Düsseldorf. Noch am Mittwochmorgen war die Lobeshymne der Schulministerin auf der Internetseite des NRW-Ministeriums in allen Einzelheiten nachzulesen. "Die Amok-Tat konnte durch die Aufmerksamkeit der Mitschüler, durch die schnelle Reaktion der Schulleitung und die gute Zusammenarbeit mit der Polizei verhindert werden", hieß es dort. Grundsatz ihrer Schulpolitik sei: "Es darf keiner unterwegs verloren gehen."
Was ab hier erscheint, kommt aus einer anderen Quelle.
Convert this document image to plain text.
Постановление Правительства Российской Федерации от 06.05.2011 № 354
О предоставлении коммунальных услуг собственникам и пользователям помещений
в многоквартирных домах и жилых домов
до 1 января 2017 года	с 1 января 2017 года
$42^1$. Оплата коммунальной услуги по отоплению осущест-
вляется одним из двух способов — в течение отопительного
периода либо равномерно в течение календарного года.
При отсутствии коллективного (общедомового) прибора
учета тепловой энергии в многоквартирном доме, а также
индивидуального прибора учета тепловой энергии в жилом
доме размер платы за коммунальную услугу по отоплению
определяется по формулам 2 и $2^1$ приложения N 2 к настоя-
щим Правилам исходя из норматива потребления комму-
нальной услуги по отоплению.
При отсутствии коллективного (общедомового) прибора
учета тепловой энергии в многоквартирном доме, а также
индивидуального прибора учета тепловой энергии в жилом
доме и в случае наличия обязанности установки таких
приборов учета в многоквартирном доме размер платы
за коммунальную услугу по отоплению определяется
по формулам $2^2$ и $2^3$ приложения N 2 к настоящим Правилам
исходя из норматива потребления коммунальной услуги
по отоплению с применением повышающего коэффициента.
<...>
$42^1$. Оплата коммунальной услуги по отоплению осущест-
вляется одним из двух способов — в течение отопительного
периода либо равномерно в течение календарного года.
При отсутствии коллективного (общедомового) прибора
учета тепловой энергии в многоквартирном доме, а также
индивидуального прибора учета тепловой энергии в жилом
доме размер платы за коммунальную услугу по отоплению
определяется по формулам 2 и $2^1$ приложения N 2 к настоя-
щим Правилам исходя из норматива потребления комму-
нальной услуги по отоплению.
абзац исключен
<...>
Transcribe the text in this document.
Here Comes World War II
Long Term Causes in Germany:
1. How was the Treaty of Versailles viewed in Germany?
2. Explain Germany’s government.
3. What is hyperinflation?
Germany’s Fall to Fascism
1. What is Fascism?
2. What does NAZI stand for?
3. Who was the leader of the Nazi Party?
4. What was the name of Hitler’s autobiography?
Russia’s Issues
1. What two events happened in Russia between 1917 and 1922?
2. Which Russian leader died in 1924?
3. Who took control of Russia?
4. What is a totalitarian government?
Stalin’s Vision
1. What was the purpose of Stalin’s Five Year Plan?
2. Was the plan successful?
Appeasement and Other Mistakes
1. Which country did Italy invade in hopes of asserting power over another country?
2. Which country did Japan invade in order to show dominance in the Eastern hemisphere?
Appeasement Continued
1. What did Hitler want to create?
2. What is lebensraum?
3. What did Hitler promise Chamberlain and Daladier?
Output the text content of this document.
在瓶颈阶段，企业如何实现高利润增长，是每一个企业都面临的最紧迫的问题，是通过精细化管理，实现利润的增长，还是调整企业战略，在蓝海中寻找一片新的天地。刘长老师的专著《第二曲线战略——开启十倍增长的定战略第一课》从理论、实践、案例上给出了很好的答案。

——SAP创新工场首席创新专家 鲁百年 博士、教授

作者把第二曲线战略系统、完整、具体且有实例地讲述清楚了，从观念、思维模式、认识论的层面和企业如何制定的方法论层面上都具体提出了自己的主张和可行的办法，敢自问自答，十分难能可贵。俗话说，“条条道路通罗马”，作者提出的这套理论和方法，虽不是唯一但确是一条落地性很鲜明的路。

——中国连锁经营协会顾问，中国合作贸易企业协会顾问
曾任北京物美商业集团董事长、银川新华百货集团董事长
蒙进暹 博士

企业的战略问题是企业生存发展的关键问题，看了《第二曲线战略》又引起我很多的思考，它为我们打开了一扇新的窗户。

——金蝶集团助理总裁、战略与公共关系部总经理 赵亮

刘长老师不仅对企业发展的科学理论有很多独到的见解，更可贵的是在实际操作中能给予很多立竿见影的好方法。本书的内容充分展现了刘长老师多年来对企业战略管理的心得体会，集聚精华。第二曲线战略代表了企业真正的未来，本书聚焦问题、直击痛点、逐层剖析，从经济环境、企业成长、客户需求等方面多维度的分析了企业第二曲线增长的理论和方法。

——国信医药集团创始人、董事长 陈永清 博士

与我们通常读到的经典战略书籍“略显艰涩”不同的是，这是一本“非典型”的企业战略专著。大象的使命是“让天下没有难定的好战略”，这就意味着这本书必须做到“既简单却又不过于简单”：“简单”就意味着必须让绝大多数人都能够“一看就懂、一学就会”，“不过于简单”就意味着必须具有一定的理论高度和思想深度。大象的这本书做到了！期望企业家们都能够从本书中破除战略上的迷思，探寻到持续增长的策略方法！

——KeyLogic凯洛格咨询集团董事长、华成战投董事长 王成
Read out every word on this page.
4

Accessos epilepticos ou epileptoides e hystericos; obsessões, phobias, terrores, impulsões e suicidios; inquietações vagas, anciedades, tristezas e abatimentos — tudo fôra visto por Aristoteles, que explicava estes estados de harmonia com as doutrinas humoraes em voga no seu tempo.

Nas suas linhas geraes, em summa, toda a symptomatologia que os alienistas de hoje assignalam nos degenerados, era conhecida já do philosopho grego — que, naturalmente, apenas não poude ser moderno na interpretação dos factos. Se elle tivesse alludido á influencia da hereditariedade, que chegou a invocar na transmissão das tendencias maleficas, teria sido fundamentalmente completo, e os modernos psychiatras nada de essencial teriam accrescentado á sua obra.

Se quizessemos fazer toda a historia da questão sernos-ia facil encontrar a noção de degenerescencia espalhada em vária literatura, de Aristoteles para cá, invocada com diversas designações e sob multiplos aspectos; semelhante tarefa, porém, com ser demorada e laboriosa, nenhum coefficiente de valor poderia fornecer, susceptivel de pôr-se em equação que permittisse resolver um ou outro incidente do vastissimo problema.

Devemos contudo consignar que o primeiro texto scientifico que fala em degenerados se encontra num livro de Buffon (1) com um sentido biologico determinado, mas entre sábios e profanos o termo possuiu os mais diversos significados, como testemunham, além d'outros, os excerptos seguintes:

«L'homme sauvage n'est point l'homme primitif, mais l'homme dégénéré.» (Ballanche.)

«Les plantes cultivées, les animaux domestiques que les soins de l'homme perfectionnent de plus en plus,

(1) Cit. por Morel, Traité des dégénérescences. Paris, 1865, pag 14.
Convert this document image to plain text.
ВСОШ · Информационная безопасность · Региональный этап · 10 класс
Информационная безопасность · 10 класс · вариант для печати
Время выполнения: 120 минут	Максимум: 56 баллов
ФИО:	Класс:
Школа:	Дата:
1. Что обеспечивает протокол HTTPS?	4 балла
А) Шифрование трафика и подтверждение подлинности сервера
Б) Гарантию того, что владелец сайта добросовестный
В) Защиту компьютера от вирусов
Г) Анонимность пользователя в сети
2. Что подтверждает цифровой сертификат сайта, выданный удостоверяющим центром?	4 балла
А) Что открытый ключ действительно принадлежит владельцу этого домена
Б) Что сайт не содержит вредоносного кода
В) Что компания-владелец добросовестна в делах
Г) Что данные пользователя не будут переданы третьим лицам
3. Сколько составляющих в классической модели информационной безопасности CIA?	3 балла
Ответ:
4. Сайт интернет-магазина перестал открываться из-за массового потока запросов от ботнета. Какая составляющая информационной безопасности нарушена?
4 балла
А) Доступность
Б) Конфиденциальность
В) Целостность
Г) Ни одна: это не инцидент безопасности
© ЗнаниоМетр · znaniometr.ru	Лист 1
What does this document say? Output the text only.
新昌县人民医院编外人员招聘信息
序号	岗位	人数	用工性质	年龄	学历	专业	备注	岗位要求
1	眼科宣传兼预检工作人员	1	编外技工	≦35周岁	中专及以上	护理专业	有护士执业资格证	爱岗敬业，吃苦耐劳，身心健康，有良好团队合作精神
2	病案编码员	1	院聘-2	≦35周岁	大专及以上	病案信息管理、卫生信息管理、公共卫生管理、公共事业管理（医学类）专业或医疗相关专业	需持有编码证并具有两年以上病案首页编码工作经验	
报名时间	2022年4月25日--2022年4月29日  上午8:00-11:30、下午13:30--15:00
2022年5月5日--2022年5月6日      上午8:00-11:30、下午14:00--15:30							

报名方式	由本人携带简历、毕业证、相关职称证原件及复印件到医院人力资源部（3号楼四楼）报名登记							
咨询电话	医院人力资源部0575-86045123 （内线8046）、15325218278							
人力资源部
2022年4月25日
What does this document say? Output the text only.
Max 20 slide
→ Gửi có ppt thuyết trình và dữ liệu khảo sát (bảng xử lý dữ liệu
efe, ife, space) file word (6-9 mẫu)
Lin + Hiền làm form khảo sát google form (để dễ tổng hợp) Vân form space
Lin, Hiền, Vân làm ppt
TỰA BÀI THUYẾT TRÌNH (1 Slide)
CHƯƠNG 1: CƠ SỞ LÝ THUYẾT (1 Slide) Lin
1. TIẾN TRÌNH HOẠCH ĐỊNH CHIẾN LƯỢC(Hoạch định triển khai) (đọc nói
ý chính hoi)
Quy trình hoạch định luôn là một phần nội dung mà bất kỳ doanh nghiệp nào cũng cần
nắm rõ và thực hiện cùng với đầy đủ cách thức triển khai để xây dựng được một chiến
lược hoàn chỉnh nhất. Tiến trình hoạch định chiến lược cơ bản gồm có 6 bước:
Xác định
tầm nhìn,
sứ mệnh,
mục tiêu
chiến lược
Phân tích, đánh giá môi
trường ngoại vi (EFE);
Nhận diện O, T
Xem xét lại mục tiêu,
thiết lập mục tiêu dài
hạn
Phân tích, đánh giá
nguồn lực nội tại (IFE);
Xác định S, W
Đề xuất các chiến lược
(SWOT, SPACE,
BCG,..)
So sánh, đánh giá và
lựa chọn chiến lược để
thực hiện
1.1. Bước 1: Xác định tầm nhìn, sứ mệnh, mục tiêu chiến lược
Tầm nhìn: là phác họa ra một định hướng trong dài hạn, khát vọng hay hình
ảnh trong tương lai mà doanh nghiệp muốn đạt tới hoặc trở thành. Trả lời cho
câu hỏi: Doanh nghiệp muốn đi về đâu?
Dann der neue Text am Nachmittag. Innenminister Ingo Wolf und Schulministerin Barbara Sommer lassen mitteilen: "Wir arbeiten bei der Aufklärung der Gesamtumstände eng zusammen." Die Landesregierung habe eine "umfassende Prüfung" veranlasst.
Und die geht so: Am vergangenen Freitag werden zwei Bezirkspolizisten von der Schule alarmiert. Ein 17-Jähriger habe Fotos eines amerikanischen Schulmassakers ins Internet gestellt. Die Beamten sprechen mit dem Schüler, es ist nach ihrer Darstellung "ein sehr positives Gespräch". Danach wirft sich der 17-Jährige aber vor eine Straßenbahn. Er ist auf der Stelle tot. Die Polizei forscht weiter und findet heraus, dass der Jugendliche gemeinsam mit einem 18-jährigen einen Amoklauf geplant hat.
Seit Montag mehren sich die Ungereimtheiten. So findet die Staatsanwaltschaft heraus, dass die beiden Schüler ihre Amokpläne schon vier Wochen zuvor begraben haben - von einer Gefährdung konnte also keine Rede sein. Noch stärker ins Zwielicht gerät die Polizei durch Schilderungen des stellvertretenden Schulleiters und eines Psychologen. Sie berichten, der 17-Jährige sei unter dem Vorwand, mal kurz zur Toilette zu müssen, aus dem Gespräch mit der Polizei weggelaufen. Stimmt diese Version, dann würden sie eine Mitschuld am Tod des Schüler tragen.
Kölns Polizeipräsident Steffenhagen hingegen behauptet: Nein, der 17-Jährige sei nicht entwischt, sondern nach Ende des Gesprächs gegangen. Und dann die widersprüchlichen Aussagen der Schulleiterin. Am Montag noch hatte sie behauptet, das Gespräch mit den Polizisten sei offenbar der Auslöser für den Freitod gewesen. Am Mittwoch dementierte sie. Warum? Und noch eine Frage istzu klären: Wieso hatte die Schulleitung dem Ministerium nicht Montag umgehend die eigene Sicht der Dinge geschildert?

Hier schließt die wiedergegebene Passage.